As a result, many attorneys are seeking compensation from other parties. Among the additional defendants named in lawsuits are NECC pharmacist and co-founder Barry Cadden; co-founder Greg Conigliaro; sister company Ameridose and its marketing and support arm, Medical Sales Management.
Founded in 2006 by Cadden and Conigliaro, Ameridose would eventually report annual revenue of $100 million. An NECC spokesman didn’t respond to a request for the pharmacy’s revenue.
While Federal Drug Administration regulators have also found contamination issues at Westborough, Mass.-based Ameridose, the FDA has said it has not connected Ameridose drugs to infection or illness.
Under tort law, a lawsuit has to prove a defendant has a potential liability, which in this case could be anyone involved in the medical procedure.
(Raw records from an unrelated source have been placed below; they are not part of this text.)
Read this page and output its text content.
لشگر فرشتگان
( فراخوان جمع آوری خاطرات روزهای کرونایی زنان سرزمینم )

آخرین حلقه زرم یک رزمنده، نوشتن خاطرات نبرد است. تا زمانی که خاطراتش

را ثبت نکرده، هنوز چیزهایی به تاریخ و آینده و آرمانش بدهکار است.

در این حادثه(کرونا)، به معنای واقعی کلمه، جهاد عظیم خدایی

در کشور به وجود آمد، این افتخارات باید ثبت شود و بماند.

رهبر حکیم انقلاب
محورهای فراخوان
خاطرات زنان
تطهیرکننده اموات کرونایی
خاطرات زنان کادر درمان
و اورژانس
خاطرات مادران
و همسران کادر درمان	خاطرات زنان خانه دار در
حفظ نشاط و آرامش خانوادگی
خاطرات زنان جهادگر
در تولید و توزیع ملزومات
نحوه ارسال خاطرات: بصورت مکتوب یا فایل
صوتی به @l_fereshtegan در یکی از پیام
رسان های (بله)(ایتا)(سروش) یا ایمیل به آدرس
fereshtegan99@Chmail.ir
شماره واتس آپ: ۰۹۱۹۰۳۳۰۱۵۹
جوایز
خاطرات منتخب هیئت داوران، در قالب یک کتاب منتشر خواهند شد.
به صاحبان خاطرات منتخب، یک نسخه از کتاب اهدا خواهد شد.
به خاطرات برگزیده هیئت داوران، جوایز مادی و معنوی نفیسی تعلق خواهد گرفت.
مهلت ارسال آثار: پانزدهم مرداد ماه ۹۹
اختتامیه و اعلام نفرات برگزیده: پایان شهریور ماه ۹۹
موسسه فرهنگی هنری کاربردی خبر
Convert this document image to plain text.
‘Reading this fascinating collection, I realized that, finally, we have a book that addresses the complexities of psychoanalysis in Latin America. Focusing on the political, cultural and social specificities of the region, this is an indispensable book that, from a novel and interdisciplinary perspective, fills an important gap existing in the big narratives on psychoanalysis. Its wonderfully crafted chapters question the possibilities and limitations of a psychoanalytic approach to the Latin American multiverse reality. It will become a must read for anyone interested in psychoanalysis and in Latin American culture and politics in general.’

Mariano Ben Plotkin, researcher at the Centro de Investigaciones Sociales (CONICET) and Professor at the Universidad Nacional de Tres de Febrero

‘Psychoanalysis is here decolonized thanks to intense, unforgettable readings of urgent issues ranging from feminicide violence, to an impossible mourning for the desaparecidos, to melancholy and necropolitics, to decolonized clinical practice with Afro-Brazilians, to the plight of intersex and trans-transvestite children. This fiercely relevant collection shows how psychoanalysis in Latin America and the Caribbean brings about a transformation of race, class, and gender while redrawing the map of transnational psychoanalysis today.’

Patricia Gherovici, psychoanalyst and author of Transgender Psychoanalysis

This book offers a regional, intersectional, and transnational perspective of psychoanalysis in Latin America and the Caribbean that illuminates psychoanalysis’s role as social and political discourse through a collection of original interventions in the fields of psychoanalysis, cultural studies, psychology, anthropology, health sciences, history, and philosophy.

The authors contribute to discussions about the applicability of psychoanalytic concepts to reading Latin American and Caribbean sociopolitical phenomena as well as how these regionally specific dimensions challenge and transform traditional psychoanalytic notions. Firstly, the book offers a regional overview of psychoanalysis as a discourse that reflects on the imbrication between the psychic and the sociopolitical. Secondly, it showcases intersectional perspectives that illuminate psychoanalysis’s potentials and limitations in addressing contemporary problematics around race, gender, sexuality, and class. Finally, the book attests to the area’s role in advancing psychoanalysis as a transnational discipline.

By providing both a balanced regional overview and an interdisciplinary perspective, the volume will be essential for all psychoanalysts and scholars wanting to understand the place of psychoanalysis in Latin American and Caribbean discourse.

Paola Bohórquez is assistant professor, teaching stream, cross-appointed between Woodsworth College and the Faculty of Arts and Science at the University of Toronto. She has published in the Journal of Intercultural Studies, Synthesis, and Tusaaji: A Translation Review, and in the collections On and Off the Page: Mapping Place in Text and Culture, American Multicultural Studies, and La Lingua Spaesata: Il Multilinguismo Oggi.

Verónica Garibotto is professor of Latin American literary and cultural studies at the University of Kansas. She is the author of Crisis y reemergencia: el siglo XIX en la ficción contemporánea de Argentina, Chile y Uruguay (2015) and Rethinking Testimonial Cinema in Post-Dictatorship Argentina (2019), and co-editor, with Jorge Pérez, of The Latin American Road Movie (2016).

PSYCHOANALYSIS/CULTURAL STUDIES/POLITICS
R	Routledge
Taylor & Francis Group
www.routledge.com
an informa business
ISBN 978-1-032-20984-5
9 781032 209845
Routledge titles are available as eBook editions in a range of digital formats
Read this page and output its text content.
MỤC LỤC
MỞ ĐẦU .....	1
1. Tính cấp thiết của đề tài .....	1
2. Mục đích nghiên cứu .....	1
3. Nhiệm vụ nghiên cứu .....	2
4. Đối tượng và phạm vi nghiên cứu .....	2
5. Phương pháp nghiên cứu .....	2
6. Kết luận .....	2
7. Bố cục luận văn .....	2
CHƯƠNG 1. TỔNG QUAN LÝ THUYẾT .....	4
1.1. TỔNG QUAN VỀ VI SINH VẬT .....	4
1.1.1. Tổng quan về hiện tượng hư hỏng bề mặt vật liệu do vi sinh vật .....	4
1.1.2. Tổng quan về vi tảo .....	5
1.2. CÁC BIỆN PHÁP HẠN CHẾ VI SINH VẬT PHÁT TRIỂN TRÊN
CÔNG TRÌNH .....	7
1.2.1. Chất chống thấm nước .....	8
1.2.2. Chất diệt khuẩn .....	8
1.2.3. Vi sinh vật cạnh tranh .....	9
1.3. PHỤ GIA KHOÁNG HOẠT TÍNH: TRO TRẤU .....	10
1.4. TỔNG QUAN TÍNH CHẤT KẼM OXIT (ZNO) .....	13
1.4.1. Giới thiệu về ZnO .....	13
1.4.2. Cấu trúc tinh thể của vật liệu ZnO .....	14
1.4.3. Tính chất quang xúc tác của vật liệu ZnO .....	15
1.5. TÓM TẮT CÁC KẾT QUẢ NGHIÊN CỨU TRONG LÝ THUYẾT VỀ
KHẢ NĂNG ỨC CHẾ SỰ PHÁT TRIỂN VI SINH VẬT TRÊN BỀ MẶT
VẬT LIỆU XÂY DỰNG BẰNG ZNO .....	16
However, any such suit could take years and ultimately may not be successful.
“I would not be surprised if doctors, hospitals, people that actually injected the drugs, the people that bought the drugs from the compounding company, many of those people will also be sued,” said Fitzpatrick.
Plaintiffs’ attorneys said they’re considering that option but want more information on the relationships between the compounding pharmacy and the hundreds of hospitals and clinics that received its products.
Day, the attorney in Tennessee, said the clinics and doctors that purchase their drugs from compounding pharmacies or manufacturers could be held liable for negligence because they are in a better position to determine the safety of the medicine than the patients.
“Did they use due care in determining from whom to buy these drugs?” Day said.
Terry Dawes, a Michigan attorney who has filed at least 10 federal lawsuits in the case, said in traditional product liability cases, a pharmaceutical distributor could be liable.
“We are looking at any conceivable sources of recovery for our clients including pharmaceutical supply places that may have dealt with this company in the past,” he said.
Ten years ago, seven fungal meningitis illnesses and deaths were linked to injectable steroid from a South Carolina compounding pharmacy. That resulted in fewer than a dozen lawsuits, a scale much smaller than the litigations mounting up against NECC.
Two companies that insured the South Carolina pharmacy and its operators tried unsuccessfully to deny payouts. An appellate court ruled against their argument that the pharmacy willfully violated state regulations by making multiple vials of the drug without specific prescriptions, but the opinion was unpublished and doesn’t set a precedent for the current litigation.
The lawsuits represent a way for patients and their families recover expenses, but also to hold the pharmacy and others accountable for the incalculable emotional and physical toll of the disease.
A binder of snapshots shows what life is like in the O’Briens’ rural Fentress County, Tenn., home: Dennis hooked up to an IV, Dennis in an antibiotics stupor, bruises on his body from injections and blood tests. He’s had three spinal taps. His 11-day stay in the hospital cost over $100,000, which was covered by health insurance.
His wife said she sometimes quietly checks at night to see whether her husband of 35 years is still breathing.